The Bishop and the Butterfly: Murder, Politics, and the End of the Jazz Age

    Reflecting on the Americans with Disabilities Act of 1990, 20 Years and a Day Later

    July 26 brings back fond memories of watching, with my parents in attendance, Bush I sign the ADA into law on the White House lawn.  I worked as a Congressional committee staffer behind the scenes in strong support of that law.  I shared with my wife that yesterday was the 20th anniversary, before I knew there was any press on that, and she told me, yes, there was a fair amount of press on that.   

    I was 31 years old when the ADA became law.  I felt at that time as though, no matter what else I did or didn't do the rest of my life, I had done at least one thing truly worthwhile to improve the human condition.  

    Getting to know those disability advocates was an incredible growth experience for me.  I have been unable to think about disability--indeed, societally defined "difference--in the same way since that time.  The people with disabilities that I met had such extraordinary personal stories of hardship and loss and literally going from being unemployed to being senior advisors to the President of the United States on this legislation, or key advocates leading the way towards a brighter future for people with disabilities.  
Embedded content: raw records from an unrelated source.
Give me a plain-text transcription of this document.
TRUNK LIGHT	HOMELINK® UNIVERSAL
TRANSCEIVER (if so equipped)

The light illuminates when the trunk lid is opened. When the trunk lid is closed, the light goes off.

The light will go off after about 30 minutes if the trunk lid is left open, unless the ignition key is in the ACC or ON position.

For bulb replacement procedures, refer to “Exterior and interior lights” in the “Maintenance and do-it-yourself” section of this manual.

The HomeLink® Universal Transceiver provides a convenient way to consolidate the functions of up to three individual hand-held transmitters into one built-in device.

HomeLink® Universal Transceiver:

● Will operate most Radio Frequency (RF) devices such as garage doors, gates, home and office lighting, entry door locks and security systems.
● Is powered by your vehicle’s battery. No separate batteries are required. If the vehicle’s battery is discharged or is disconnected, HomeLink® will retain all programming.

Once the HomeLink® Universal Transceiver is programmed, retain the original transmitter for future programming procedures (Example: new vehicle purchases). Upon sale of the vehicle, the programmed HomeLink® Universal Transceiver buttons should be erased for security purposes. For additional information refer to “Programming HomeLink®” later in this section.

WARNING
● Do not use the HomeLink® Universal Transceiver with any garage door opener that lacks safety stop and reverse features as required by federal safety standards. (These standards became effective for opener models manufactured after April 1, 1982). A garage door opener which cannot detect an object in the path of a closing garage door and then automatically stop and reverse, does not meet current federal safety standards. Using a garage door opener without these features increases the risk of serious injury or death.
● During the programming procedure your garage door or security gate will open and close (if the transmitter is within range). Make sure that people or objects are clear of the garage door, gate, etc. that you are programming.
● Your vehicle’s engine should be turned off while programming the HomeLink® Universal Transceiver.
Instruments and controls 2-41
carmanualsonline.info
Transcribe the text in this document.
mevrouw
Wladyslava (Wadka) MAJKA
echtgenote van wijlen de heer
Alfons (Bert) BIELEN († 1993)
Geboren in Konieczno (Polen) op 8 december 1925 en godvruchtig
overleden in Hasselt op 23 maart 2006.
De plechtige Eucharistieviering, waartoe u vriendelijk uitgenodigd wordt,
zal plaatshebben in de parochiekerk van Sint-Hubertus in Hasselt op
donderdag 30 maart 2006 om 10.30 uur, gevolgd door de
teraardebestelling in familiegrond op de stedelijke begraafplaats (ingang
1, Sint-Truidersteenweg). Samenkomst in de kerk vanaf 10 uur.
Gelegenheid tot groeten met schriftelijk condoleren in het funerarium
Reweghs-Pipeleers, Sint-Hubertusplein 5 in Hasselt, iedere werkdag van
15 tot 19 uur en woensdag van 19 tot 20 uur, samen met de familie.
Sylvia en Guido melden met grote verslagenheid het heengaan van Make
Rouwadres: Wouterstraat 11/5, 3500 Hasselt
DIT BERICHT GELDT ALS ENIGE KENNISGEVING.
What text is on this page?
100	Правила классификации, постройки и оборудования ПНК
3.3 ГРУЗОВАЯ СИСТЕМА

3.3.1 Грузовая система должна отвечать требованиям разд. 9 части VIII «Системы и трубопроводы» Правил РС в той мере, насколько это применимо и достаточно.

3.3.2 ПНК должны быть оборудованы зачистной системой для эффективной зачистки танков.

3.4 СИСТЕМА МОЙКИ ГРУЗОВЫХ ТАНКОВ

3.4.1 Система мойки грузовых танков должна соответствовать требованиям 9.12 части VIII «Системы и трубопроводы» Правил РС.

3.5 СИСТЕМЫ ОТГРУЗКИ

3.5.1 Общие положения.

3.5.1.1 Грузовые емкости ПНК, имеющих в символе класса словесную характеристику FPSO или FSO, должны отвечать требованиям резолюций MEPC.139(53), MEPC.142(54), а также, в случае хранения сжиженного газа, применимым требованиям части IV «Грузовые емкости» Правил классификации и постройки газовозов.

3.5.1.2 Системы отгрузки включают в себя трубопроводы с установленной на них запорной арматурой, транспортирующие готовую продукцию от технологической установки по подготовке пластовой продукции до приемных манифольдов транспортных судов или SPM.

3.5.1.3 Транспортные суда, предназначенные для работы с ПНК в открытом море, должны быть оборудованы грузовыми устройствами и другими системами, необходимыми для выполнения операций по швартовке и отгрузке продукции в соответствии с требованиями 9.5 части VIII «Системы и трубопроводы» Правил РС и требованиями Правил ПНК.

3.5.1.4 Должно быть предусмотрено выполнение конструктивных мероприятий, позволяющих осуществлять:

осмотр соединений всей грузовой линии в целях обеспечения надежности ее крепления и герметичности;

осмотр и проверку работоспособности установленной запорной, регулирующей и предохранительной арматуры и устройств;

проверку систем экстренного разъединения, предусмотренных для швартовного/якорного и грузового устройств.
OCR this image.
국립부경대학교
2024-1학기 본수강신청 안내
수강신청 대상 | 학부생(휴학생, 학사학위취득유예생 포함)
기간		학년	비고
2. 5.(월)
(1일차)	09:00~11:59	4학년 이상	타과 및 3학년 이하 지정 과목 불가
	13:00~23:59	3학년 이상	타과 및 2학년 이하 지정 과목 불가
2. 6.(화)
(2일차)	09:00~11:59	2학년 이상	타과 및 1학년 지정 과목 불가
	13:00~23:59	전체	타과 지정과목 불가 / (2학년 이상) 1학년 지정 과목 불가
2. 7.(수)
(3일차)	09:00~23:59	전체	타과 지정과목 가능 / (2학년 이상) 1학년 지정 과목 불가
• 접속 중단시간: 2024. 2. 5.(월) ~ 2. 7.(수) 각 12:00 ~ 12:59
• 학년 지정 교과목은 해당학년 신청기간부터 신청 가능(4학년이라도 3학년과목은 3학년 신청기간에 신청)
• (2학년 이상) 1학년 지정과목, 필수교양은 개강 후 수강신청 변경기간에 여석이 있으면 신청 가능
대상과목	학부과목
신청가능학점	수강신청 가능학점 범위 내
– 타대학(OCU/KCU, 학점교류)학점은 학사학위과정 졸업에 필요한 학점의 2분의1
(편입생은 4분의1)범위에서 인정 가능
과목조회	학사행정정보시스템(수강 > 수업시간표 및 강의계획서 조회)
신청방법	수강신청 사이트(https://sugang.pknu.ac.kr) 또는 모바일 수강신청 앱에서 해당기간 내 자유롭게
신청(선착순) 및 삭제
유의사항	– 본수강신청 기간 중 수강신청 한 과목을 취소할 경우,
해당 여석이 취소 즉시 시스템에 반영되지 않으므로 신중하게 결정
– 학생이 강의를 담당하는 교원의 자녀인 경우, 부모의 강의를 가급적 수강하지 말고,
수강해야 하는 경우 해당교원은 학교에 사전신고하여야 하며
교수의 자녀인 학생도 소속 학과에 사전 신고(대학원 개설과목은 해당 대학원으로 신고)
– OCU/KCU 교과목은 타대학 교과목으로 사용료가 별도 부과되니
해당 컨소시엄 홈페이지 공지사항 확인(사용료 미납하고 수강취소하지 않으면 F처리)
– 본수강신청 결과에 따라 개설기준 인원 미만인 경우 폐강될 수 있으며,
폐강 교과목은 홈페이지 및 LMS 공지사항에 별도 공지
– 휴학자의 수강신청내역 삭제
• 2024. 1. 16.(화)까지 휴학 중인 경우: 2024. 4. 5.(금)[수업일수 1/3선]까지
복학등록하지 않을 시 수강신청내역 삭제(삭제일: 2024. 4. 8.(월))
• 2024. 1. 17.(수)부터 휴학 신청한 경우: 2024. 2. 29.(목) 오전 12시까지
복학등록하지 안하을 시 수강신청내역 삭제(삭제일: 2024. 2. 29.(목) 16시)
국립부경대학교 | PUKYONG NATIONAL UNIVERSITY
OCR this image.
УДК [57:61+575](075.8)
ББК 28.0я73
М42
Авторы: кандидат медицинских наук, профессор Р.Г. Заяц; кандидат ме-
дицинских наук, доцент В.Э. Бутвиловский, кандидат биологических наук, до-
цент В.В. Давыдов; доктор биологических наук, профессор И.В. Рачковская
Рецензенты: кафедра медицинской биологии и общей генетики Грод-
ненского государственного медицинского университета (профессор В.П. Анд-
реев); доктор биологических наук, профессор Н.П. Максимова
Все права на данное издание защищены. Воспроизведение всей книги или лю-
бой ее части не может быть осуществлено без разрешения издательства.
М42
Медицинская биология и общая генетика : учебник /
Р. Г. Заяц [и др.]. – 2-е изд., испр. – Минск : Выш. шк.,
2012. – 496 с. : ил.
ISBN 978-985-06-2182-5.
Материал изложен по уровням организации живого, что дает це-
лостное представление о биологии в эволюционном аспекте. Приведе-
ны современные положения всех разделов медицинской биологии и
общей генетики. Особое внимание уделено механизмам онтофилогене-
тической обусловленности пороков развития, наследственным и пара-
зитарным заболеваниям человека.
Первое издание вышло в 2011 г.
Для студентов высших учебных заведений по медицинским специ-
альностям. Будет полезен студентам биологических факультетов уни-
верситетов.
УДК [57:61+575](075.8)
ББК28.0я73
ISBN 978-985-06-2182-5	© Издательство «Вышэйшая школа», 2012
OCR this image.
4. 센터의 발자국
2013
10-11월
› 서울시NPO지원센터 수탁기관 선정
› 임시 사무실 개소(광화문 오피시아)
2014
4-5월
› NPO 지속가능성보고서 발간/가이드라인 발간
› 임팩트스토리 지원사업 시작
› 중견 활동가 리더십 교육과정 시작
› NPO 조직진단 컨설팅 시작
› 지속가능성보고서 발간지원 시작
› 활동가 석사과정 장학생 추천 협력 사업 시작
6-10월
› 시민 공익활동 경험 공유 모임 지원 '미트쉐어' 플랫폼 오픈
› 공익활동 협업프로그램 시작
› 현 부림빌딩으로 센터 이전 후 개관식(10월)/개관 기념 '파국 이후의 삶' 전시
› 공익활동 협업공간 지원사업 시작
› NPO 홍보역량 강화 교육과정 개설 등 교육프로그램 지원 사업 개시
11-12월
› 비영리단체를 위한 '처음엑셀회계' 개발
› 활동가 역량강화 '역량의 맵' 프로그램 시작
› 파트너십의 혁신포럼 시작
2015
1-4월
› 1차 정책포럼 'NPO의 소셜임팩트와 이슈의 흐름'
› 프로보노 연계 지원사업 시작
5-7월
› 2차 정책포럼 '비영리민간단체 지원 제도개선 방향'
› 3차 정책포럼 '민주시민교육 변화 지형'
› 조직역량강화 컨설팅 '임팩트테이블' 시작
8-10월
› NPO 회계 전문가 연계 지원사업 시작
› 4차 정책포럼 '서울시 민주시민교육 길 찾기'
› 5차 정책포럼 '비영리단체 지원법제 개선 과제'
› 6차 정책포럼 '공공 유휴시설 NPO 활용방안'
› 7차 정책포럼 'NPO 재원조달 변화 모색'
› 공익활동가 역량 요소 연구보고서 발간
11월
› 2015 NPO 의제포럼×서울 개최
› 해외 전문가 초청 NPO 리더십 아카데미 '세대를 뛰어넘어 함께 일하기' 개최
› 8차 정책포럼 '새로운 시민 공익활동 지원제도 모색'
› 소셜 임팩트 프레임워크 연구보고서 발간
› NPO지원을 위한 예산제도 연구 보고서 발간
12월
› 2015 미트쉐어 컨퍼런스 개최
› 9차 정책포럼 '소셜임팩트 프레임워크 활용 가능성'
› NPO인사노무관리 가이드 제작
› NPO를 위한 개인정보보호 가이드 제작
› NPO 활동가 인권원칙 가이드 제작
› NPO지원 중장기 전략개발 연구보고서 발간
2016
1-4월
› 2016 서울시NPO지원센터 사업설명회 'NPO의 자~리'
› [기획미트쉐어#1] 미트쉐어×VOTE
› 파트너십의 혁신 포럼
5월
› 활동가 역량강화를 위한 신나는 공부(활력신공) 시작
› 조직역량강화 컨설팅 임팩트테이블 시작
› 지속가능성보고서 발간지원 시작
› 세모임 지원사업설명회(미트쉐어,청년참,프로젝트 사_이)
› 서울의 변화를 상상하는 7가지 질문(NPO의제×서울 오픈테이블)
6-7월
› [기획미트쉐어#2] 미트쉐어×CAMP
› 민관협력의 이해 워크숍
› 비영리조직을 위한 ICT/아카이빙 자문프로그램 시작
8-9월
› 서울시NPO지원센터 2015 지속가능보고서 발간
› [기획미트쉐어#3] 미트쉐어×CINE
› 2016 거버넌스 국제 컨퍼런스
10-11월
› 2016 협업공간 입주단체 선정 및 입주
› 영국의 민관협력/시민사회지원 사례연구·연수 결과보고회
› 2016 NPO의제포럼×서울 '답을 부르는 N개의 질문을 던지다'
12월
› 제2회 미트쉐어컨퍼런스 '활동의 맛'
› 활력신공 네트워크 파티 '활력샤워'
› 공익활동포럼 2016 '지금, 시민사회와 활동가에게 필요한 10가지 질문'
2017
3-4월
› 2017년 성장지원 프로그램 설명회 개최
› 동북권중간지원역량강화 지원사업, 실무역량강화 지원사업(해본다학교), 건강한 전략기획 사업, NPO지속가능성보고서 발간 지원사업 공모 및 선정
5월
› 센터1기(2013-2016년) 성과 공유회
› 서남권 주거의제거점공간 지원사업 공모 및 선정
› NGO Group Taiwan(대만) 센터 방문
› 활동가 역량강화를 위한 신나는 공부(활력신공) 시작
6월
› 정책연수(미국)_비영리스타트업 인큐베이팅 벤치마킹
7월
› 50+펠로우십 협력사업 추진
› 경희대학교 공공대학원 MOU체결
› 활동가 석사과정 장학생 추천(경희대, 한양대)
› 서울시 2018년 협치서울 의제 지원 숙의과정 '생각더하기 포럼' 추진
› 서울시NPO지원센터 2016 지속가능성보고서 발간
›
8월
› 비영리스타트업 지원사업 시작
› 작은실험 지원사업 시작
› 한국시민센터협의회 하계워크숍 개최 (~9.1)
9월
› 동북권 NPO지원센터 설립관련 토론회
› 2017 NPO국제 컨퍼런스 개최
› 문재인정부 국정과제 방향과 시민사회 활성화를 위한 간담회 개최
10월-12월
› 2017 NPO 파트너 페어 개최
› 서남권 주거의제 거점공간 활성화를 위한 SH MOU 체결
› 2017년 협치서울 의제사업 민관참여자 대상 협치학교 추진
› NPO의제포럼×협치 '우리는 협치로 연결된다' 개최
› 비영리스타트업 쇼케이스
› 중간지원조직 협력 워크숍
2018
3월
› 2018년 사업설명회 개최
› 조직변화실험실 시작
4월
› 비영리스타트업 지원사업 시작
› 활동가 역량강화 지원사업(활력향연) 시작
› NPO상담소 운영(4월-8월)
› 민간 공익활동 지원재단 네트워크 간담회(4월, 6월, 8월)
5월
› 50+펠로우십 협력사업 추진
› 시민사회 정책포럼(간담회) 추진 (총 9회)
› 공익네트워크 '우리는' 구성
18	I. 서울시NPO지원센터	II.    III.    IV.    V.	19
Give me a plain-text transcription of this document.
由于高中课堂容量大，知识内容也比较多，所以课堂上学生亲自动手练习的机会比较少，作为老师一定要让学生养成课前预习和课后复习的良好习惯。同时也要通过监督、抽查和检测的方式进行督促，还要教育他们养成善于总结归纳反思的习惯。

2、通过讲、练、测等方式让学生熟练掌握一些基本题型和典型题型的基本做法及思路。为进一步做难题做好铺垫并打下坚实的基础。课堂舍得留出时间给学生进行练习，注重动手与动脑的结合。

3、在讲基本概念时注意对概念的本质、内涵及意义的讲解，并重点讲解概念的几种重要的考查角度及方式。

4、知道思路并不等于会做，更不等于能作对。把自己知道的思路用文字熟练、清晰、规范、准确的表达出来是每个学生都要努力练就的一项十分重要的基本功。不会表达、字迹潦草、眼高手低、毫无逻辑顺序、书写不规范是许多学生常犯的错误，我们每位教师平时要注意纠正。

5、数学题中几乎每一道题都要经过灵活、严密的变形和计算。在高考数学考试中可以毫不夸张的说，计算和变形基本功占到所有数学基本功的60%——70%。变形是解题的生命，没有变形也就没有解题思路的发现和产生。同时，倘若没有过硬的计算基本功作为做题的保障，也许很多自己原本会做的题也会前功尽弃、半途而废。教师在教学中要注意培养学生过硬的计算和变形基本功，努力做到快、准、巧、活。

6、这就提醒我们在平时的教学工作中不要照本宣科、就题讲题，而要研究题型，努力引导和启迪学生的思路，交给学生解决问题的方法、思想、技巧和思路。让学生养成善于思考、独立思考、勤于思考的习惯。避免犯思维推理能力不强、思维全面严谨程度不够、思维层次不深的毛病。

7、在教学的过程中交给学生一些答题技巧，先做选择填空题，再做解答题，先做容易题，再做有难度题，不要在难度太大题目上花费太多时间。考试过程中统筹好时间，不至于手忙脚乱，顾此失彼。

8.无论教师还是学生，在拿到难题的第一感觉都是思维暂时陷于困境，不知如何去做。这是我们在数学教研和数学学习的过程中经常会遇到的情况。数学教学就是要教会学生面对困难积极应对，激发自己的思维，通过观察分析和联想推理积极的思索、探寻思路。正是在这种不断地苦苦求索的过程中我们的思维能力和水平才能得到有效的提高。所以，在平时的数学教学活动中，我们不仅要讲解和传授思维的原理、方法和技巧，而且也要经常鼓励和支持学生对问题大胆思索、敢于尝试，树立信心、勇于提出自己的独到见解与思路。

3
    So many of them have died, many at young ages.  My best friend in the disability advocacy community was Howard Moses.  He was the finest public servant I have ever met, incredibly productive.  I had the chance to work under him at the US Equal Employment Opportunity Commission after I left my job with Congress.  He had cerebral palsy, mild, which left him with an ungainly walk, a mild speech impediment, and a hand tremor.  He was also a recovered alcoholic.  And he was gay.  I found it somehow poignant that the "handicap" he felt most self-conscious about, by far, was his homosexuality (not a disability, of course).  He was HIV positive but was kept alive many productive years with the cocktail medications available at that time. He had been married earlier.     

    We got together from time to time after I'd left Congress and EEOC.  He had told me he was going back to Kansas to see his parents.  It wasn't until after the funeral that I found out he had died.  There was, I was told, quite a gathering of people at that event and I really, really wish I could have been there to honor his memory. 

    While he was extremely tough he had the greatest warmth of personality of any human being I have ever met.  There was an incredible gentleness, compassion, and humanity to Howard.  He had a wonderful, warped sense of humor, too.  Plus a devilish side to him that was all the more endearing for the contrast with his overall saintly image.   

    For some time after he died, I kept a picture of him in my office.     

    The deaths, at relatively young ages, of so many of these people I had gotten to know reinforced my sense of the abiding fragility of life.  My mother had been in a bad car accident and suffered a traumatic brain injury while Congress was considering the ADA.  I'd already been "adopted" by the disability advocates as one of their favorite what they call "ABs" (able-bodied advocates).  So that when my mom had her accident things didn't change in that regard.  I guess, if anything, I was a little more "adopted" after that.  They knew how I felt before my own family experienced devastating consequences of sudden-onset traumatic disability. 

    The ADA might also have been named the "Parents with Strollers Act of 1990" or the "Infirm Persons of Any Age Act of 1990", I suppose.   


    I consider myself incredibly fortunate to have had that experience.  Not many Hill staffers have the opportunity to be a part of the passage of landmark legislation.  We are the first country in the world to have passed comprehensive civil rights legislation protecting people with disabilities.  I'm proud of that.